Not trolling. I own a PS3 and not an xbox (for the exclusives, mainly). The problem is there whether or not you want to acknowledge it. The PS3 simply has less RAM than a good calculator, these days. That causes problems in a game like Skyrim.
It's got the same amount of RAM as any 360, it's just split into two, faster memory pools (system memory, being XDR RAM clocked at 3.2 GHz, is inherently faster while the video RAM is the same, but being separated as such generally helps... use is more specialized), instead (GPU can access the system memory, but not the other way around, yet it is faster with its XDR system RAM, especially)... and consoles are set, fixed, non-variable machines... they're consoles. You just don't release software for a console it's not well centered to... there's no excuse for that. The PS3's RAM is not the problem. You cannot blame a console (note: standard, non-variable piece of fixed hardware and a closed programming environment) when the developers fail to realize the basic tenets of console development... it's set, it cannot be changed, and it either gets software well-designed for it or not. If the PS3 were incapable of running Skyrim, which it is not, it should not have had Skyrim.

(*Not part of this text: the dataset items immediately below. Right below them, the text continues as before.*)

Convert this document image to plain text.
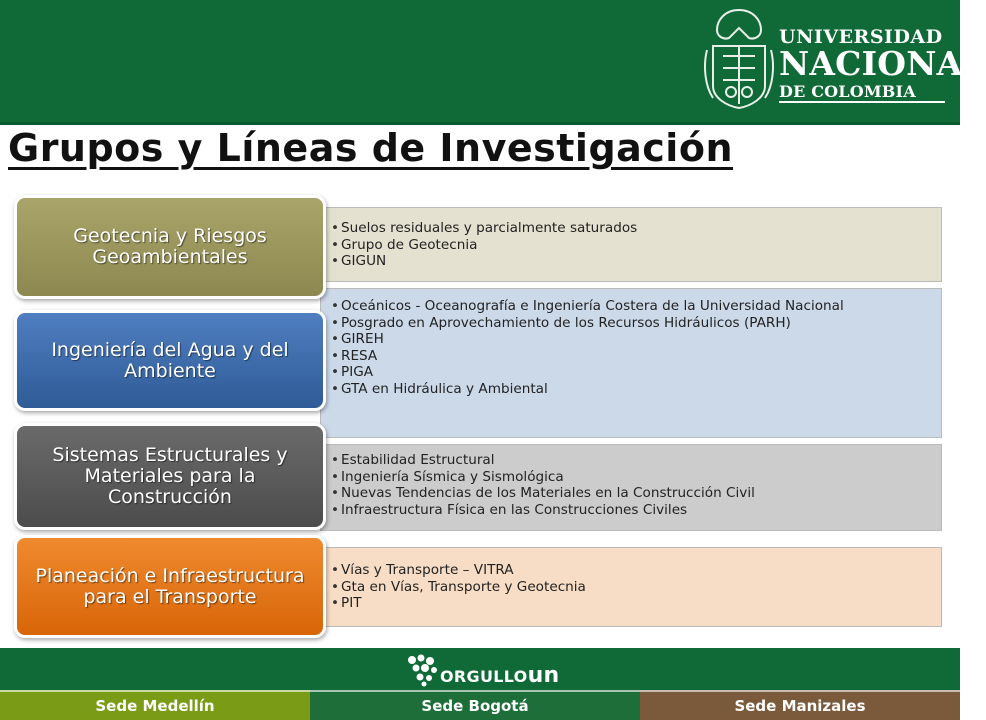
UNIVERSIDAD
NACIONAL
DE COLOMBIA
Grupos y Líneas de Investigación
• Suelos residuales y parcialmente saturados
• Grupo de Geotecnia
• GIGUN
• Oceánicos - Oceanografía e Ingeniería Costera de la Universidad Nacional
• Posgrado en Aprovechamiento de los Recursos Hidráulicos (PARH)
• GIREH
• RESA
• PIGA
• GTA en Hidráulica y Ambiental
• Estabilidad Estructural
• Ingeniería Sísmica y Sismológica
• Nuevas Tendencias de los Materiales en la Construcción Civil
• Infraestructura Física en las Construcciones Civiles
• Vías y Transporte – VITRA
• Gta en Vías, Transporte y Geotecnia
• PIT
Geotecnia y Riesgos Geoambientales
Ingeniería del Agua y del Ambiente
Sistemas Estructurales y Materiales para la Construcción
Planeación e Infraestructura para el Transporte
ORGULLOun
Sede Medellín	Sede Bogotá	Sede Manizales
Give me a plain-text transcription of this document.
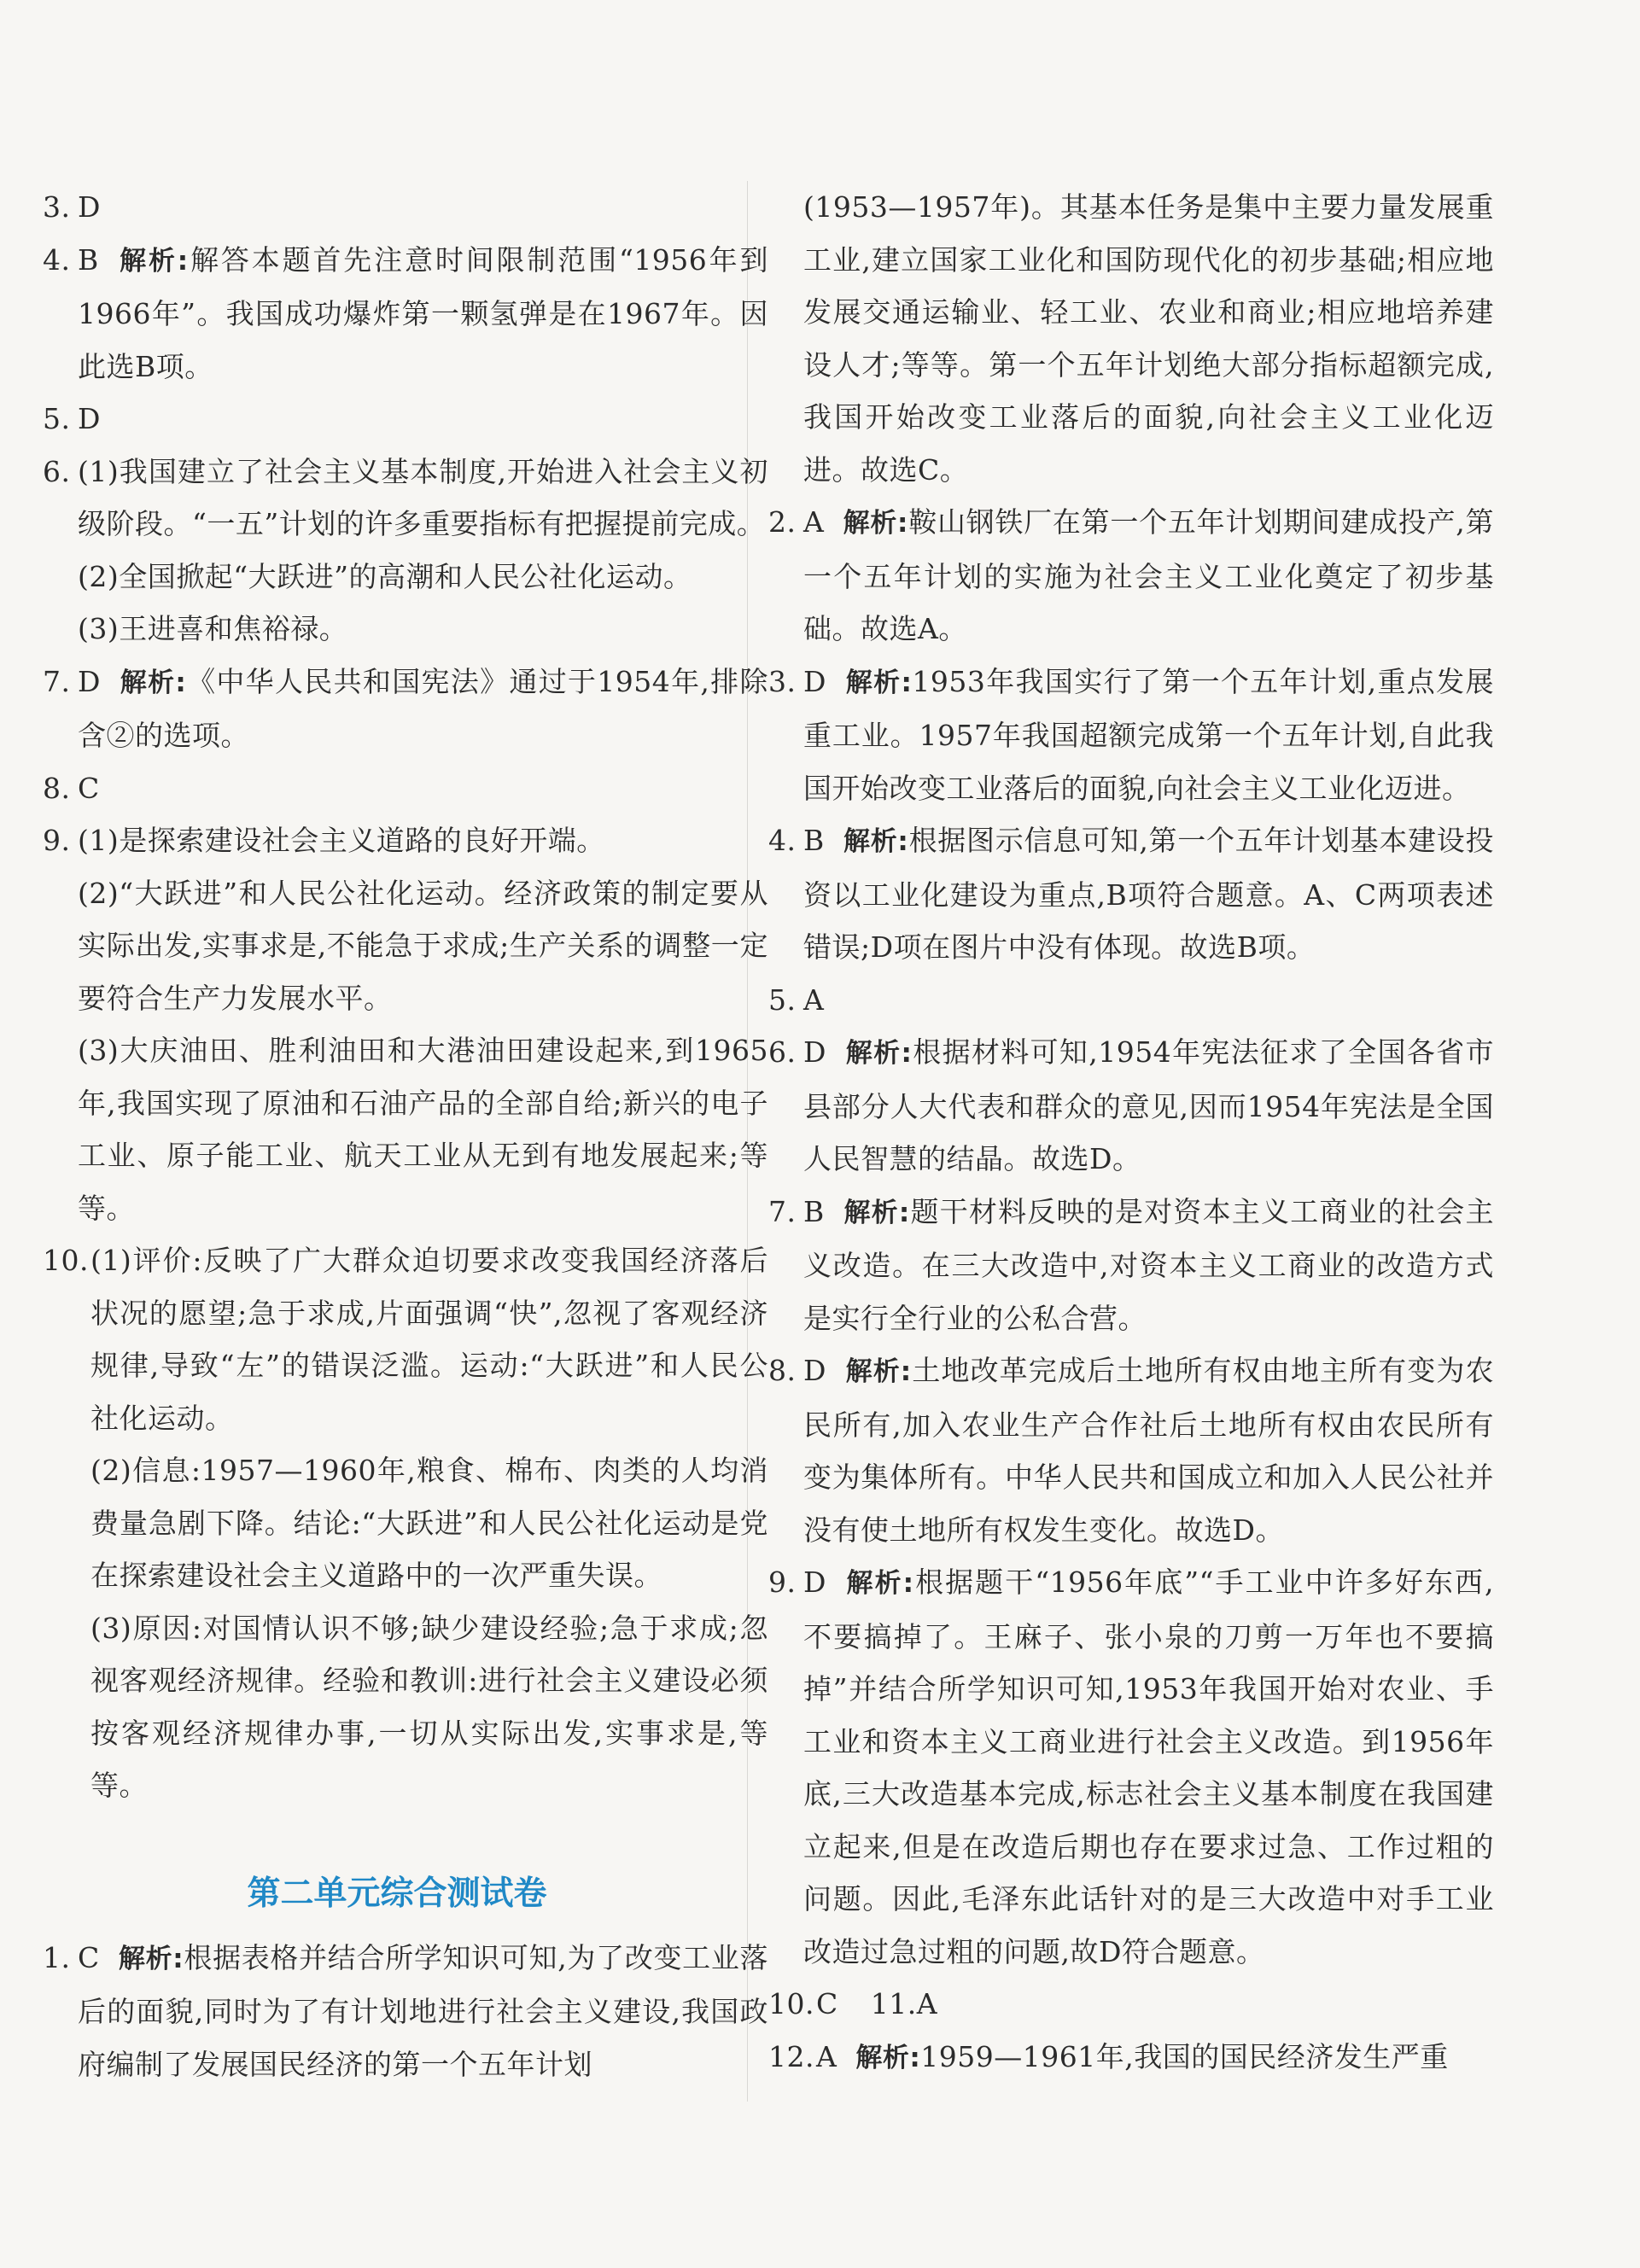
3. D
4. B 解析:解答本题首先注意时间限制范围“1956年到1966年”。我国成功爆炸第一颗氢弹是在1967年。因此选B项。
5. D
6. (1)我国建立了社会主义基本制度,开始进入社会主义初级阶段。“一五”计划的许多重要指标有把握提前完成。
(2)全国掀起“大跃进”的高潮和人民公社化运动。
(3)王进喜和焦裕禄。
7. D 解析:《中华人民共和国宪法》通过于1954年,排除含②的选项。
8. C
9. (1)是探索建设社会主义道路的良好开端。
(2)“大跃进”和人民公社化运动。经济政策的制定要从实际出发,实事求是,不能急于求成;生产关系的调整一定要符合生产力发展水平。
(3)大庆油田、胜利油田和大港油田建设起来,到1965年,我国实现了原油和石油产品的全部自给;新兴的电子工业、原子能工业、航天工业从无到有地发展起来;等等。
10. (1)评价:反映了广大群众迫切要求改变我国经济落后状况的愿望;急于求成,片面强调“快”,忽视了客观经济规律,导致“左”的错误泛滥。运动:“大跃进”和人民公社化运动。
(2)信息:1957—1960年,粮食、棉布、肉类的人均消费量急剧下降。结论:“大跃进”和人民公社化运动是党在探索建设社会主义道路中的一次严重失误。
(3)原因:对国情认识不够;缺少建设经验;急于求成;忽视客观经济规律。经验和教训:进行社会主义建设必须按客观经济规律办事,一切从实际出发,实事求是,等等。
第二单元综合测试卷
1. C 解析:根据表格并结合所学知识可知,为了改变工业落后的面貌,同时为了有计划地进行社会主义建设,我国政府编制了发展国民经济的第一个五年计划
(1953—1957年)。其基本任务是集中主要力量发展重工业,建立国家工业化和国防现代化的初步基础;相应地发展交通运输业、轻工业、农业和商业;相应地培养建设人才;等等。第一个五年计划绝大部分指标超额完成,我国开始改变工业落后的面貌,向社会主义工业化迈进。故选C。
2. A 解析:鞍山钢铁厂在第一个五年计划期间建成投产,第一个五年计划的实施为社会主义工业化奠定了初步基础。故选A。
3. D 解析:1953年我国实行了第一个五年计划,重点发展重工业。1957年我国超额完成第一个五年计划,自此我国开始改变工业落后的面貌,向社会主义工业化迈进。
4. B 解析:根据图示信息可知,第一个五年计划基本建设投资以工业化建设为重点,B项符合题意。A、C两项表述错误;D项在图片中没有体现。故选B项。
5. A
6. D 解析:根据材料可知,1954年宪法征求了全国各省市县部分人大代表和群众的意见,因而1954年宪法是全国人民智慧的结晶。故选D。
7. B 解析:题干材料反映的是对资本主义工商业的社会主义改造。在三大改造中,对资本主义工商业的改造方式是实行全行业的公私合营。
8. D 解析:土地改革完成后土地所有权由地主所有变为农民所有,加入农业生产合作社后土地所有权由农民所有变为集体所有。中华人民共和国成立和加入人民公社并没有使土地所有权发生变化。故选D。
9. D 解析:根据题干“1956年底”“手工业中许多好东西,不要搞掉了。王麻子、张小泉的刀剪一万年也不要搞掉”并结合所学知识可知,1953年我国开始对农业、手工业和资本主义工商业进行社会主义改造。到1956年底,三大改造基本完成,标志社会主义基本制度在我国建立起来,但是在改造后期也存在要求过急、工作过粗的问题。因此,毛泽东此话针对的是三大改造中对手工业改造过急过粗的问题,故D符合题意。
10. C 11.A
12. A 解析:1959—1961年,我国的国民经济发生严重
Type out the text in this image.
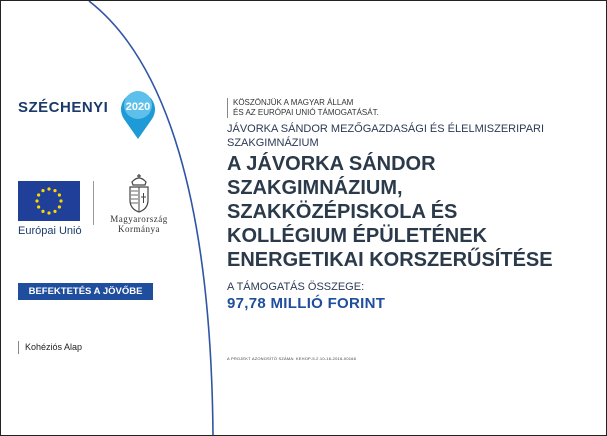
SZÉCHENYI 2020
Európai Unió
Magyarország
Kormánya
BEFEKTETÉS A JÖVŐBE
Kohéziós Alap
KÖSZÖNJÜK A MAGYAR ÁLLAM
ÉS AZ EURÓPAI UNIÓ TÁMOGATÁSÁT.
JÁVORKA SÁNDOR MEZŐGAZDASÁGI ÉS ÉLELMISZERIPARI SZAKGIMNÁZIUM
A JÁVORKA SÁNDOR
SZAKGIMNÁZIUM,
SZAKKÖZÉPISKOLA ÉS
KOLLÉGIUM ÉPÜLETÉNEK
ENERGETIKAI KORSZERŰSÍTÉSE
A TÁMOGATÁS ÖSSZEGE:
97,78 MILLIÓ FORINT
A PROJEKT AZONOSÍTÓ SZÁMA: KEHOP-5.2.10-16-2016-00168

In the current condition of unoptimized, poorly-ported rubbish, it still should not have had Skyrim, but to blame this on the PS3, the set, closed, fixed programming environment of a game console, is ludicrous and a fatal flaw in consumer logic that would be the death of any and all unique facets of console gaming should developers be allowed to take such a stance. The PS3 is not a less capable platform than the 360 by any means, it simply has a more rigid RAM architecture and a generally completely different API, coding language, and hardware architecture that any console developer should take into account... and most have with Bethesda being a piss-poor, appalling exception. It's not the PS3's fault if developers tried to force their lovingly-crafted 360-based coding onto a completely separate architecture... not an inferior architecture, a separate architecture.